"Goool!" teriakan Galih membuatku ikut bersorak.
Pertandingan berakhir di angka 3-1. Beberapa kali aku meloncat dari dudukku dan ikut memeriahkan suasana.
Setiap kali aku menonton pertandingan, entah kenapa tim yang kudukung selalu menang. Ya, ini berkat pilihan Galih yang tak pernah salah. Aku hanya mendukung tim yang dia dukung.
Jujur saja, aku tak begitu suka menonton sepak bola. Tapi, semenjak dia mengajakku kemari, tanpa sadar aku mulai menyukainya. Setiap bulan, lapangan tepat di depan kantor kecamatan akan penuh oleh suporter dadakan. Walaupun baru lima kali diadakan tapi antusiasme anak-anak sangatlah besar, terutama karena hadiah yang akan mereka terima.
"Aku akan menghampiri mamaku, kamu mau ikut?" kuanggukkan ajakan Galih. Ini kali pertamaku berhadapan langsung dengan sang penyelenggara pertandingan. Agak gugup juga mengingat aku akan bertemu dengan calon mertua. Ha...khayalanku terbang terlalu tinggi.
Kadang aku terlalu berharap banyak, padahal Galih belum tentu mengenalkanku sebagai kekasihnya. Sudah setahun berlalu, dan yang dia katakan adalah 'aku belum siap mengenalkanmu, kamu tidak keberatan kan!'
Tidak, tentu aku tidak keberatan. Aku tahu kalau butuh proses untuk menerima orang baru, yang terpenting bagiku adalah kepercayaan satu sama lain. Inilah alasanku mengapa tetap bertahan dengannya.
'Keluargaku bukanlah keluarga yang sempurna, bahkan mungkin terlalu banyak noda tak kasat mata yang menempel. Apa kamu yakin, mau mengenal keluargaku?'
Pertanyaannya beberapa minggu yang lalu pun membuatku sedikit ragu, kenapa dia begitu khawatir. Tapi, aku sudah sangat yakin dengan pilihanku kali ini. Sudah cukup janji palsu penuh asap kebohongan yang kudengar dari beberapa pria yang singgah di kehidupanku.
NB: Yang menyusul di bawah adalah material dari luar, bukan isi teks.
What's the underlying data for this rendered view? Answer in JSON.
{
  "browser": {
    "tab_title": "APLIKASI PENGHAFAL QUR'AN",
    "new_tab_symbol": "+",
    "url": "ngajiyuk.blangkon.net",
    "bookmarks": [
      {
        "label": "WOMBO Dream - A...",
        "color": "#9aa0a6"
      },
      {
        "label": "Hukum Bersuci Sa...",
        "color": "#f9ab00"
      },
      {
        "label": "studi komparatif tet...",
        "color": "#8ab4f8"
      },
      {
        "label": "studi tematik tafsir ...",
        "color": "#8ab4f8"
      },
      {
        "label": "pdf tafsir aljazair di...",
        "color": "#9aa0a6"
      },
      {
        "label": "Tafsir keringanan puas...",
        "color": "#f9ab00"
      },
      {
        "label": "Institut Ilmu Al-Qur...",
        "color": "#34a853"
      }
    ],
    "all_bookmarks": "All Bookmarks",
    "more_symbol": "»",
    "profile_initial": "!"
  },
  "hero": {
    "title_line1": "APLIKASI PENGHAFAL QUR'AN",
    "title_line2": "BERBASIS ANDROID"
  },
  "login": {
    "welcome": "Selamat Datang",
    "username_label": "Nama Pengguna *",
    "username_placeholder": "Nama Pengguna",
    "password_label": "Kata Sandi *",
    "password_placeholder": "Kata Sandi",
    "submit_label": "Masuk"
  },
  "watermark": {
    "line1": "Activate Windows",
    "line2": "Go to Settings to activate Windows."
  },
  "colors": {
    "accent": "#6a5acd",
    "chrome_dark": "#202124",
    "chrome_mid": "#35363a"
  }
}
"Ma, ini Tari. Mentari." suara Galih mengalihkan pikiranku dari lamunan. Selama beberapa detik berhadapan, Bu Alya menatapku sebelum kemudian memelukku.
"Galih sering cerita tentangmu. Semoga kamu bisa menerima keadaan keluarga kami." ungkap Bu Alya seusai melepaskan pelukannya. Entah mengapa ekspresi Bu Alya terlihat agak berbeda.
Diam. Itu yang aku lakukan. Ucapan Bu Alya seperti sebuah pertanda akan adanya kejutan di kemudian hari. Galih merangkul bahuku, diiringi sebuah tepukan ringan.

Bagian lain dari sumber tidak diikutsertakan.